I used to keep a diary in a spiral notebook that was tucked under my bed. Every night I propped myself up on my pillows, climbed under the covers, and began a dialog with myself. It was good therapy, especially when I was going through difficult times. Writing provided an acceptable outlet for airing my innermost feelings. With each stroke of the pen, my thoughts became more clear, and I was always surprised by how much I had to say once I began. After going on for quite some time, I would suddenly realize that it was well past the time that I had intended to turn off the light. Over a few years, I managed to fill up a good sized box with my journals. Presently, the box lies sealed in my basement. Perhaps one day, I will feel comfortable incorporating those thoughts into something I publish, though my ramblings may have to appear as fiction.

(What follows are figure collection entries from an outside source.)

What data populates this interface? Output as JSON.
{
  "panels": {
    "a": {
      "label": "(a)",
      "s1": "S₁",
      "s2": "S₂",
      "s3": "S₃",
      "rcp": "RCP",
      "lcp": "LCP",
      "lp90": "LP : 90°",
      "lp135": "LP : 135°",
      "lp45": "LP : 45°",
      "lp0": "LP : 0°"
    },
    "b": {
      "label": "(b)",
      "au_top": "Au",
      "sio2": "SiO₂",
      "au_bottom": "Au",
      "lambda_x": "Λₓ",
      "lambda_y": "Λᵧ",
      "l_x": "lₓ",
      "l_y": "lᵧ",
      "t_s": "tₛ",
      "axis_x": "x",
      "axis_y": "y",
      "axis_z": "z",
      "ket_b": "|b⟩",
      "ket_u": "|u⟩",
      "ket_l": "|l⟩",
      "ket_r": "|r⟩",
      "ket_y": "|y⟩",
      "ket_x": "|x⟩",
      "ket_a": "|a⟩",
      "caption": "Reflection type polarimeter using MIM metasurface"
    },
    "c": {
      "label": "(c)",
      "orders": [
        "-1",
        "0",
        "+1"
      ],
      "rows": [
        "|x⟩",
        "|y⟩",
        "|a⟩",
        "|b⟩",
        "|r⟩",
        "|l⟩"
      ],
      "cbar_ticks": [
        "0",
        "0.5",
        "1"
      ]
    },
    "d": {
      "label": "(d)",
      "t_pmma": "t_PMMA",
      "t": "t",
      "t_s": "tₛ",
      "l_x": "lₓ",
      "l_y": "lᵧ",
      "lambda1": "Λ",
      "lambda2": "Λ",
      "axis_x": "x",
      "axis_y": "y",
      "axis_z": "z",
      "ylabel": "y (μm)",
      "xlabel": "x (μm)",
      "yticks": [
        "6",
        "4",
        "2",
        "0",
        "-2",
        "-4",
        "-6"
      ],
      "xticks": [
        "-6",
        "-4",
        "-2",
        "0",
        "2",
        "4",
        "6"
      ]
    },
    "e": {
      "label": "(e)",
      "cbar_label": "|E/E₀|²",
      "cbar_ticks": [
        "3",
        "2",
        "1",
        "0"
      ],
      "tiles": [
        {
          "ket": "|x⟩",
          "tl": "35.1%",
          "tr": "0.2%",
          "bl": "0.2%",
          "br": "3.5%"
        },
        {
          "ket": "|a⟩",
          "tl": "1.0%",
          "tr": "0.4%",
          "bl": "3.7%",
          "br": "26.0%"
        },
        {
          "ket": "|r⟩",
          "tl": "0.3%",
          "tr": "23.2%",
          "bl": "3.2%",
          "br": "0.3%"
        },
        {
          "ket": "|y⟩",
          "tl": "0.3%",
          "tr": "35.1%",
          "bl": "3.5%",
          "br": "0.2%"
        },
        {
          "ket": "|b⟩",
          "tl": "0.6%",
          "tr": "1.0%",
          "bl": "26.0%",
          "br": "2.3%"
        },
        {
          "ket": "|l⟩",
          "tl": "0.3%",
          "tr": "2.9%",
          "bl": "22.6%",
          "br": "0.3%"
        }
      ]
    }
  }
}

I write in spurts and often hesitate to start the process because everything else becomes less important. Beginning this blog was an effort to incorporate some self-discipline into my current writing process. My aim this time is to write on a regular basis, but to limit the time that I spend on it each day. Hopefully, by chronicling the process, I will become accountable to myself and to my followers about my progress.
Presently I am writing one to three hours a day. I am making steady progress with my current project, but still struggle with creating the best balance. There are so many things in life that I want to do and need to do, it is difficult to find the time for everything. I cannot let the writing take over.